Il n'y a pas de service aérien commercial : tout se fait par la route, et toutes les routes montent.

DepuisDurée et conditions
Jarabacoa (route de montagne directe)2 h — revêtement mauvais par endroits, 4×4 conseillé, de jour uniquement
Jarabacoa par Bonao et l'autoroute3 h — plus long, mais sûr
Santiagoenviron 2 h 30 par La Vega et l'autoroute Duarte
Saint-Domingueenviron 3 h par l'autoroute Duarte puis la route de montagne

L'accès classique se fait depuis l'autoroute Duarte : on quitte l'axe entre Bonao et La Vega, puis une trentaine de kilomètres de route sinueuse grimpent jusqu'à la vallée en un peu plus d'une heure. Le revêtement y est correct, mais les virages sont serrés et la brume fréquente l'après-midi.

Sans voiture, des guaguas relient La Vega à Constanza plusieurs fois par jour pour 200 à 350 DOP en 2026, et une ou deux compagnies assurent une liaison depuis Saint-Domingue. Mais sur place, aucun transport public ne dessert Aguas Blancas ni Valle Nuevo : il faut louer un véhicule avec chauffeur. Si vous conduisez, lisez d'abord nos conseils pour conduire en République dominicaine et choisissez un modèle surélevé au moment de la location de voiture.

Ce qu'il faut savoir avant

Le froid est le vrai sujet, et personne ne l'anticipe. À 1 200 m, la vallée perd 8 à 10 °C par rapport à la côte. Les journées sont douces, 22 à 25 °C au soleil, mais les nuits tombent régulièrement à 5-8 °C, et sous 5 °C en janvier et février, avec des gelées matinales sur les cultures et à Valle Nuevo. Emportez une polaire ou une doudoune légère, un pantalon long, des chaussettes chaudes et un bonnet si vous montez dans le parc : voyez notre page que mettre dans sa valise, et les repères de la météo de janvier.

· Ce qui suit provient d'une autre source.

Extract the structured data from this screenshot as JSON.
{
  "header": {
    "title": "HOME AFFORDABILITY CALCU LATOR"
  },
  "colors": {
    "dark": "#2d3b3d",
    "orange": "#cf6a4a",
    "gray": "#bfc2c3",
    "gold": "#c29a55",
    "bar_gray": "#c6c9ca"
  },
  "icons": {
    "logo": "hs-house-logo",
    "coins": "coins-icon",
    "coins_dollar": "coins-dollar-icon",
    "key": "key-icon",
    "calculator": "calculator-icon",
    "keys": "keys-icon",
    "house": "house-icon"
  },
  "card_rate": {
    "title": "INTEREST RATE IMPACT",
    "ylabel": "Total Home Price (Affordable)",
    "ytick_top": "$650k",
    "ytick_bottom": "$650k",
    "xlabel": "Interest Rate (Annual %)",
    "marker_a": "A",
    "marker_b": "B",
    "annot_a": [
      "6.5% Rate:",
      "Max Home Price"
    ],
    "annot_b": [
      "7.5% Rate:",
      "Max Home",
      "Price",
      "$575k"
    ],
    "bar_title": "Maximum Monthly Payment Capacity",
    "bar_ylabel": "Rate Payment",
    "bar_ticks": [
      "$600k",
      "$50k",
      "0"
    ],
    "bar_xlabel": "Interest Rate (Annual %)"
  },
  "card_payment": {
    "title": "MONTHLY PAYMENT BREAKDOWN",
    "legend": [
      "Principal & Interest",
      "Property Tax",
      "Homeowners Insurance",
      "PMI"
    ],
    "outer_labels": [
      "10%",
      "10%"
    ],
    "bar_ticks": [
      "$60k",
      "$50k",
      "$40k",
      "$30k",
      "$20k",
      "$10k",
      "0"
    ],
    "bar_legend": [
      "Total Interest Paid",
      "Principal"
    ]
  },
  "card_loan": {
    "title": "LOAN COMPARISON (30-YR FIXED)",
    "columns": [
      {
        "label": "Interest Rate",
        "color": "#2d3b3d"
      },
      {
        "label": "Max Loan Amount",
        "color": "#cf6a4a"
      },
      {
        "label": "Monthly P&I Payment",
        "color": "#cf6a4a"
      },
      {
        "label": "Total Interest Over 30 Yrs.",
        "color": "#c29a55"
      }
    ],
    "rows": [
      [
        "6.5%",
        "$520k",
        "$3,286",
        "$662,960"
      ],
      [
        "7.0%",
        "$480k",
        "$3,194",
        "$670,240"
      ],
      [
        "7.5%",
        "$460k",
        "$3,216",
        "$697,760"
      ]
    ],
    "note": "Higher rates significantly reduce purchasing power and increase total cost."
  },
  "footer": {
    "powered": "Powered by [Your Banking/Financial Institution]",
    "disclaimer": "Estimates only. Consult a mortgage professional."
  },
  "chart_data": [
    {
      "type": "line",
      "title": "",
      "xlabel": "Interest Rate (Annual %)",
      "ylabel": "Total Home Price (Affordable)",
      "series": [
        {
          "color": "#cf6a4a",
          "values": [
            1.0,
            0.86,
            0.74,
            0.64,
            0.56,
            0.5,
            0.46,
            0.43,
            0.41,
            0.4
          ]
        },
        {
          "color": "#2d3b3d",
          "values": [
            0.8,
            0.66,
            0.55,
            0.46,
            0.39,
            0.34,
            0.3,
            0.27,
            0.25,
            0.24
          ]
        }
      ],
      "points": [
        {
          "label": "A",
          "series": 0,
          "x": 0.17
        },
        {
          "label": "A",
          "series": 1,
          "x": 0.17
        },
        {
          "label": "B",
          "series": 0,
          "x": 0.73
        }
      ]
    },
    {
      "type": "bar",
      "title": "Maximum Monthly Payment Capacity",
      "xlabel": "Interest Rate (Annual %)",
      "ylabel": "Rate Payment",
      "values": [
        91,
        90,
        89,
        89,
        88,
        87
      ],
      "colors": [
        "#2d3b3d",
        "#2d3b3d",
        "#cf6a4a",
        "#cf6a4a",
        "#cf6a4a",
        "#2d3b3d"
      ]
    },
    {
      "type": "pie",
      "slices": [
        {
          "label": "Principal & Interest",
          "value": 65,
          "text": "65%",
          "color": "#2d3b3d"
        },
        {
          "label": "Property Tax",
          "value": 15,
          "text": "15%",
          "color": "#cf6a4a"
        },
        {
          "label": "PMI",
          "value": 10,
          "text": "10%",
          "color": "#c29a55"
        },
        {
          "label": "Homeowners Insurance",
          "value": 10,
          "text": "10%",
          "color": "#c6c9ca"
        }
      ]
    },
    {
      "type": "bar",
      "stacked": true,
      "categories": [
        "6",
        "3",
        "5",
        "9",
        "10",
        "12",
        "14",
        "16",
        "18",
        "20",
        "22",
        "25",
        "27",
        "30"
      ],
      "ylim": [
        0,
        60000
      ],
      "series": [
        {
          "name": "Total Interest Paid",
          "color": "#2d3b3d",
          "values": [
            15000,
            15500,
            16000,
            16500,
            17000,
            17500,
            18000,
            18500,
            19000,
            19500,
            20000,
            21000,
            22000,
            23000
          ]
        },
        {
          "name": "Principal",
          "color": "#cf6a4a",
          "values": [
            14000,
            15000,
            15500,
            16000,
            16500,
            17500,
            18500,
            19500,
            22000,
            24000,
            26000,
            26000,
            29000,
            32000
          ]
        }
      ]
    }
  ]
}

Les routes secondaires sont dures. Une citadine de location ne passe pas partout, et les agences excluent parfois de leurs conditions les pistes non revêtues : lisez le contrat. Ne roulez pas de nuit dans la montagne, aucun éclairage n'existe et les vaches divaguent.

Il n'y a presque rien à faire le soir. Quelques comedores et un ou deux restaurants ferment tôt ; prévoyez de dîner avant 20 h. Les distributeurs sont peu nombreux et les cartes rarement acceptées : arrivez avec des espèces.

Le brouillard et la pluie sont fréquents en fin de journée, surtout de mai à novembre, et rendent la route de montagne franchement désagréable. Planifiez vos trajets le matin.

Enfin, gardez la mesure. Constanza est belle par ses paysages et son atmosphère, pas par sa ville : le bourg est banal, poussiéreux en saison sèche, et n'a aucun intérêt patrimonial. C'est une destination de nature et d'altitude, à combiner logiquement avec Jarabacoa ou avec un passage par Santiago.